Une course de fond courue dans un brouillard complet. Voilà dans quoi les députés se lancent ce mardi avec le traditionnel marathon budgétaire. Avec la résurgence de la pandémie de Covid-19 et le tour de vis sanitaire , bien malin celui qui peut dire à quoi ressemblera d’ici à quelques semaines le projet de loi de Finances pour 2021 , soumis à l’examen de la commission des Finances de l’Assemblée cette semaine, la première étape en vue de son adoption d’ici à fin décembre. Surtout quand on se souvient que son prédécesseur pour 2020 a déjà fait l’objet de trois textes rectificatifs et qu’un quatrième est en préparation pour novembre.
Pour l’heure, les députés de la majorité veulent parer au plus pressé en renforçant ici ou là les filets de sécurité pour les secteurs les plus touchés par la crise économique. Le rapporteur général du Budget, Laurent Saint-Martin (LREM), milite notamment pour muscler le dispositif à l’égard des TPE , pas forcément toutes concernées par la baisse des impôts de production.
Son amendement viserait à élargir aux entreprises réalisant un chiffre d’affaires de 10 millions d’euros (et non plus 7,6 millions) le plafond pour le taux réduit d’impôt sur les sociétés. D’autres parlementaires LREM veulent également prolonger le crédit d’impôt pour le spectacle vivant jusqu’en 2024, ou des dispositifs fiscaux d’aide à l’investissement pour la presse, deux secteurs durement impactés par la crise.
Débat politique
Mais ces mesures techniques devraient être vite éclipsées par le débat bien plus politique autour des contreparties du plan de relance . La baisse de 10 milliards d’euros des impôts de production focalise toutes les attentions et fait l’objet d’une multitude d’amendements de la part des oppositions.
Le groupe socialiste propose la suppression de la mesure, ou bien alors d’en borner sévèrement le périmètre des bénéficiaires : seraient exclus les groupes engrangeant des revenus supérieurs à 1,5 milliard ou ceux distribuant des dividendes ou des bonus. Le groupe LFI réclame des « contreparties écologiques » tandis que les ex-macronistes du groupe Ecologie Démocratie Solidarité (EDS) veulent aussi conditionner cette baisse à des engagements. Au sein des oppositions, seul le groupe LR se démarque, avec un amendement réclamant au contraire une baisse plus importante des impôts de production (via la suppression totale de la CVAE).
Toutefois, cette question suscite aussi des débats au sein de la majorité. A son poste stratégique de rapporteur du Budget, Laurent Saint-Martin s’était pourtant dit partisan d’une approche non contraignante en la matière, avec simplement l’encouragement fait aux partenaires sociaux de négocier des avancées sociales ou écologiques.

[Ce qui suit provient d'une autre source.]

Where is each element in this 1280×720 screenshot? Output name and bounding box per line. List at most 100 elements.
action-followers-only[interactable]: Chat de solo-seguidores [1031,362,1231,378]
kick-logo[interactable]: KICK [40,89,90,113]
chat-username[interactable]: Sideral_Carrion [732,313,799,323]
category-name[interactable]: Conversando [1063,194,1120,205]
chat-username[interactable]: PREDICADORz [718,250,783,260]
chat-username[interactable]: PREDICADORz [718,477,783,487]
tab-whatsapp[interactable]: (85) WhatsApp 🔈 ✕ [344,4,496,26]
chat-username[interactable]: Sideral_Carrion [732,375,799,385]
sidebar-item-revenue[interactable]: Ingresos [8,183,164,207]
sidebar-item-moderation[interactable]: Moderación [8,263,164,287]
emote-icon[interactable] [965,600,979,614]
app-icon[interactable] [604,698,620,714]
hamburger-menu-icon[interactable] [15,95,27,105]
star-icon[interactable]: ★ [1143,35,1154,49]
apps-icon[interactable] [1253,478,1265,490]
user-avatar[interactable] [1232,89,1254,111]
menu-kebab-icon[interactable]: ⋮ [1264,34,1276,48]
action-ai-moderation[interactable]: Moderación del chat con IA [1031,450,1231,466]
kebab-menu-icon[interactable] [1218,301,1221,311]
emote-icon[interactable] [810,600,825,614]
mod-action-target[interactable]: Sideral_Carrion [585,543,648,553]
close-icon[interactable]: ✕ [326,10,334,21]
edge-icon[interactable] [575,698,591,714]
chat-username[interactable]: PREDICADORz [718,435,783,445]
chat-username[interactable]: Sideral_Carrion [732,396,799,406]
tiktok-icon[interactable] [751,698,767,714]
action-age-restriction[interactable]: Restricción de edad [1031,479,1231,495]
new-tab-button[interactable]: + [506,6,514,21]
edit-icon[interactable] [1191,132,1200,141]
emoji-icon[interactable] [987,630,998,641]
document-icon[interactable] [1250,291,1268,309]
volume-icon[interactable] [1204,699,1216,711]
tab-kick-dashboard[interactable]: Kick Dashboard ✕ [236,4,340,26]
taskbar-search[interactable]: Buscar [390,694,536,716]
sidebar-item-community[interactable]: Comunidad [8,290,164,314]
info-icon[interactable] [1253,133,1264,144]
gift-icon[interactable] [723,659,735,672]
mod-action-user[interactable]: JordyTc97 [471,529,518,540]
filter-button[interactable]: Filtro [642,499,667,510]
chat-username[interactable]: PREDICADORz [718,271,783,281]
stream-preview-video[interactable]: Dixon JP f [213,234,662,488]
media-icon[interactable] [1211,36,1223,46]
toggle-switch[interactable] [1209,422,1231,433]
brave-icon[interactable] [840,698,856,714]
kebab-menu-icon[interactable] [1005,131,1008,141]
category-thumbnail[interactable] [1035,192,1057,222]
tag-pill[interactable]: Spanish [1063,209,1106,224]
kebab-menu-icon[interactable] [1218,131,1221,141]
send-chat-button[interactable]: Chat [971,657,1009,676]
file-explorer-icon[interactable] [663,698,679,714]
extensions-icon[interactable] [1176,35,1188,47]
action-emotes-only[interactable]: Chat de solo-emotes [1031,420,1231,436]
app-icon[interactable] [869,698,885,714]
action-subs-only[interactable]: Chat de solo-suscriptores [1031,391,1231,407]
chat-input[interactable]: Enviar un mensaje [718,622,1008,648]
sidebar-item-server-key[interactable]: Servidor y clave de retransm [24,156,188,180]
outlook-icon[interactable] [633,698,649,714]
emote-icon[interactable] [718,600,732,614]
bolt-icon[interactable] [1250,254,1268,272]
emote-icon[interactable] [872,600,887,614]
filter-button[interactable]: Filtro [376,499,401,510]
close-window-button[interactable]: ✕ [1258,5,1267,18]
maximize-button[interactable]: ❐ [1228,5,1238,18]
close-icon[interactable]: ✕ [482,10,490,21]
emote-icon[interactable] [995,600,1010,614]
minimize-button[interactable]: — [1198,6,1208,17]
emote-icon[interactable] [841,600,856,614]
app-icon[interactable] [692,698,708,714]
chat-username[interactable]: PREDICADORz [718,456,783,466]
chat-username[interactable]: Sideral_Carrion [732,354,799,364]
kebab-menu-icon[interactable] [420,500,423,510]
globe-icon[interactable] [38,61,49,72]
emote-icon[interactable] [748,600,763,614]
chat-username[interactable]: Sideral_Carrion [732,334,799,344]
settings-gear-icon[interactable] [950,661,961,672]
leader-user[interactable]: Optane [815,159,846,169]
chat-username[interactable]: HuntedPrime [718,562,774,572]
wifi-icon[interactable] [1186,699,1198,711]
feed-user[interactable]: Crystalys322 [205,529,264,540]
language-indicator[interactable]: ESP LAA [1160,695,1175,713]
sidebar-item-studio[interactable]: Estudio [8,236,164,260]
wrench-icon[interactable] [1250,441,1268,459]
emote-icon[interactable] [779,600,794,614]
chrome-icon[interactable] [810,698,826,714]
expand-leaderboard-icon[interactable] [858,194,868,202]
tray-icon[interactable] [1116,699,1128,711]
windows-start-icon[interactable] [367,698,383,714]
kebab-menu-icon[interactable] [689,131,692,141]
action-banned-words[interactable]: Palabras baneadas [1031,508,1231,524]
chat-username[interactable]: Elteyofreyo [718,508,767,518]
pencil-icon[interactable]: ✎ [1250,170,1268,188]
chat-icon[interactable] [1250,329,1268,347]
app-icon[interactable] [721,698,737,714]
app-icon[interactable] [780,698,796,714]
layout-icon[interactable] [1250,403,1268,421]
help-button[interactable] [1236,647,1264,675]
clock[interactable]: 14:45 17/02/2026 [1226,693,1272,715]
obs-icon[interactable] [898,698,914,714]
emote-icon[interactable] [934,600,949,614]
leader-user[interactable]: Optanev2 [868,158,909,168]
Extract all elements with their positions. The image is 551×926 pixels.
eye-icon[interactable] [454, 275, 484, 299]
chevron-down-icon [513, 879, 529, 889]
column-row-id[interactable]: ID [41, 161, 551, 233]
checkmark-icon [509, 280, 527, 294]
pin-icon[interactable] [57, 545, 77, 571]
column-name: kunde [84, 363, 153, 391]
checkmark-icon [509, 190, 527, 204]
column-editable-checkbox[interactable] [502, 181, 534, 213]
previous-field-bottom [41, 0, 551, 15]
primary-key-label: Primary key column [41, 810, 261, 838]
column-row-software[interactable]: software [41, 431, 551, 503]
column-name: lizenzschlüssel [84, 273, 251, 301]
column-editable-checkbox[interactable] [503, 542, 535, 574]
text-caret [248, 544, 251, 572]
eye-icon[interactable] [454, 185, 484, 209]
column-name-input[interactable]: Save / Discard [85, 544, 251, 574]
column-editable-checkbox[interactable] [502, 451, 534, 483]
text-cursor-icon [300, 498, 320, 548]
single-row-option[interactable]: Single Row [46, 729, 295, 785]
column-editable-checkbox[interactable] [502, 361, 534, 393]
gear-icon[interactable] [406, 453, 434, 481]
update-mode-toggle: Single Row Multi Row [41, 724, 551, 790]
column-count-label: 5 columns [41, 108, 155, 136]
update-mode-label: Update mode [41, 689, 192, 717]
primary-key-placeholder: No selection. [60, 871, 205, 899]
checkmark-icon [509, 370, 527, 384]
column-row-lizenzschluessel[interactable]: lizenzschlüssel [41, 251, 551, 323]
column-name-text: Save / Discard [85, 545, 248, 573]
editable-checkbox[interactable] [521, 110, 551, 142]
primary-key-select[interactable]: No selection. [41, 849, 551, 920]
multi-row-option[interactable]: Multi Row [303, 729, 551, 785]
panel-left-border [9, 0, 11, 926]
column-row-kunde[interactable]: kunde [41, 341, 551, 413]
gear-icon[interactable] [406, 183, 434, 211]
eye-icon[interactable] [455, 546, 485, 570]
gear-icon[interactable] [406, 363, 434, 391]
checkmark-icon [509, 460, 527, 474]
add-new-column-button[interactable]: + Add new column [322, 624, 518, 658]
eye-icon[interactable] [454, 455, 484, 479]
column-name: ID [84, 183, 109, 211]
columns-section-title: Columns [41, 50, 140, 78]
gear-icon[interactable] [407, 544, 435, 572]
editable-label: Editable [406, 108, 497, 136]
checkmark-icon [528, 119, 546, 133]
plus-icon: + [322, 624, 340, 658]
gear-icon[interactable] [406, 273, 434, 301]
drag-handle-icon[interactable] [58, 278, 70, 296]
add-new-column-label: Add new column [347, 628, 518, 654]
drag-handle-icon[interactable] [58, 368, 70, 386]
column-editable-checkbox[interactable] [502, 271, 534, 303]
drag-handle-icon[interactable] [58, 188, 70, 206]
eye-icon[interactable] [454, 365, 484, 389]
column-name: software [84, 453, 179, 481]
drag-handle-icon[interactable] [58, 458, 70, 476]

Mais preuve que la question suscite encore des frictions, un amendement de quelques députés LREM propose de conditionner la baisse de la CVAE pour les entreprises de plus de 500 millions de chiffres d’affaires à des engagements en matière de transition écologique. Si ceux-ci n’étaient pas tenus, des sanctions pécuniaires seraient prononcées.
Les idées du Modem
Toujours au sein de la majorité, le Modem milite pour sa part pour revoir complètement l’architecture de la baisse de ces impôts de production : cela consisterait à annuler la baisse de la CVAE pour lui préférer une suppression totale de la CFE afin d’avoir des effets plus directs sur les PME. Les députés du groupe réfléchissent aussi à des conditionnalités, mais plutôt pour l’octroi du crédit impôt recherche pour lequel les groupes bénéficiaires devraient s’engager à rester cinq ans sur le territoire national selon l’amendement déposé. Enfin le Modem veut imposer un taux plancher d’impôt sur les sociétés (12 %) aux grands groupes.
D’une façon générale, l’examen parlementaire devrait également être l’occasion de joutes parlementaires sur le verdissement des textes budgétaires, comme c’est devenu l’habitude depuis deux ans. Un amendement porté par Jean-Marc Zulesi (LREM) au nom de la commission du Développement durable plaide pour l’introduction immédiate d’un malus auto basé sur le poids des véhicules, alors que la question suscite encore des débats au sein du gouvernement. Certaines dispositions issues de la Convention citoyenne sur le climat (réforme de l’indemnité kilométrique, plafond mobilité, etc.) sont également portées par des députés de la majorité.